Willis v. State

Counsel for the State points out that we were in error in the original opinion when we stated that the conviction was for unlawful assembly. The conviction was for engaging in a riot. The original opinion properly stated the punishment.

Article 651, C. C. P., reads as follows: *Page 302

"Where two or more defendants are prosecuted for an offense growing out of the same transaction, by separate indictments, either defendant may file his affidavit so stating, and that the evidence of such party or parties is material for the defense of the affiant, and that affiant believes that there is not sufficient evidence against said party or parties to secure his or their conviction; and such party whose evidence is so sought shall be tried first. Such affidavit shall not, without other sufficient cause, operate as a continuance to either party."

Article 395, C. C. P., provides:

"An indictment is the written statement of a grand jury accusing a person therein named of some act or omission which, by law, is declared to be an offense."

We quote Article 413, C. C. P., as follows:

"An 'information' is a written statement filed and presented in behalf of the State by the district or county attorney, charging the defendant with an offense which may by law be so prosecuted."

In view of the fact that the prosecution proceeded upon complaint and information, it is the State's contention that Article 651, supra, relating to severance, was without application. We are unable to agree with this contention. The statutes relating to severance as they existed in 1917 were re-enacted by the Legislature in 1925 in substantially the same language upon the adoption of the Revised Criminal Statutes. In Ligon v. State, 198 S.W. 787, it is shown that the opinion was rendered November 14, 1917. The prosecution in that case was upon complaint and information charging an unlawful assembly. The co-defendants of Ligon were charged by separate informations. The judgment of the court below was reversed because of the denial of Ligon's application for a severance. In view of the re-enactment of the statute dealt with in Ligon's case in substantially the same language, we are constrained to hold that the Legislature approved the interpretation of such statutes previously given by this court in the opinion referred to. We quote from Parrish v. State,71 S.W.2d 274, as follows:

"On the facts before it in the Martin Case, supra, the court, by a unanimous opinion, held that there was error in refusing to submit to the jury the question of a suspended sentence. After the decision of the Martin Case, the Legislature in 1925 (in articles 776 to 781, inclusive) re-enacted the Suspended Sentence Law without change of verbiage.

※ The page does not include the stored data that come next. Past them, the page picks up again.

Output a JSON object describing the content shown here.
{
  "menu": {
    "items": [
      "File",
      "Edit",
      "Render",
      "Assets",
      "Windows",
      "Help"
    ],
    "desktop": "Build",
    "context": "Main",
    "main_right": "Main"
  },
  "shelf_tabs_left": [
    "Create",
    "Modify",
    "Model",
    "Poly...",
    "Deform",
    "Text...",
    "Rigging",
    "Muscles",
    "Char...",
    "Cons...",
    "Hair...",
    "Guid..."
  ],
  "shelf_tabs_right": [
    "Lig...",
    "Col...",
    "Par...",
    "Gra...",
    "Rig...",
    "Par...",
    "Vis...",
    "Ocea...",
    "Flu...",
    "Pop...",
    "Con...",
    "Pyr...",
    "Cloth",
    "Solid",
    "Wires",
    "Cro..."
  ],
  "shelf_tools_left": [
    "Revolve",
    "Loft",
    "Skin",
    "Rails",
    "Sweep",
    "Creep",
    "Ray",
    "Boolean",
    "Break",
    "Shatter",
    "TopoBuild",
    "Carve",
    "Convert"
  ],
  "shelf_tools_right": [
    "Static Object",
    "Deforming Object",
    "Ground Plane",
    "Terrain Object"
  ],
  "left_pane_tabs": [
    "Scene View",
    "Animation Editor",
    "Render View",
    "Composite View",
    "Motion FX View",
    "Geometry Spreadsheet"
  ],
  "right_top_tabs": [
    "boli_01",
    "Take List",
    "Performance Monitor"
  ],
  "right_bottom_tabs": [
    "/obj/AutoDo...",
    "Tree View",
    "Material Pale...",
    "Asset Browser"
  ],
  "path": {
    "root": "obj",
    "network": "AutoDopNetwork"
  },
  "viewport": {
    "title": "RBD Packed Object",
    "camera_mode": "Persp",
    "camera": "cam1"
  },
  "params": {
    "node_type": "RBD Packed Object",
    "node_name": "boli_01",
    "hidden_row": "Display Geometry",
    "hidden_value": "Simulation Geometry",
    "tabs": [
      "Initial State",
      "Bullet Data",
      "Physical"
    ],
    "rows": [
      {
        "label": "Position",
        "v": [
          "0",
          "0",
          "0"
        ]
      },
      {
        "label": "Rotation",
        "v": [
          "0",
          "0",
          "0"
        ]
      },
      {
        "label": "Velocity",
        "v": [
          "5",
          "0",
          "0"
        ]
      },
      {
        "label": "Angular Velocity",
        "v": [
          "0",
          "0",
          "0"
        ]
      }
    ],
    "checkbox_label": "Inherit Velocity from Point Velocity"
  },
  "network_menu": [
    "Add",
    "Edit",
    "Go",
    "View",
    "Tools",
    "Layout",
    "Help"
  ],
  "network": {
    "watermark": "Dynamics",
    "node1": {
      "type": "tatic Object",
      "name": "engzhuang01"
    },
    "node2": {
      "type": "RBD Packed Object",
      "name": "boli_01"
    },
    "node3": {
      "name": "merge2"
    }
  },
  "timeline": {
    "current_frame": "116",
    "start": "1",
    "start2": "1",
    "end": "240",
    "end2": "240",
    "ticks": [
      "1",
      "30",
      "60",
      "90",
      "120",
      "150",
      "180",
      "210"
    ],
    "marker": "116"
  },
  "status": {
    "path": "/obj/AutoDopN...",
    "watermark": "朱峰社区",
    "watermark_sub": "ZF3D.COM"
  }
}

Such re-enactment has *Page 303 been generally regarded by courts and text-writers as equivalent to a re-enactment of the statute amounting to legislative approval of the interpretation of the statute previously given by the courts."

See, also, Lamkin v. State, 136 S.W.2d 225, and authorities cited.

All other contentions made by the State in the motion for rehearing have been carefully considered and are deemed to be without merit.

The motion for rehearing is overruled.

The foregoing opinion of the Commission of Appeals has been examined by the Judges of the Court of Criminal Appeals and approved by the Court.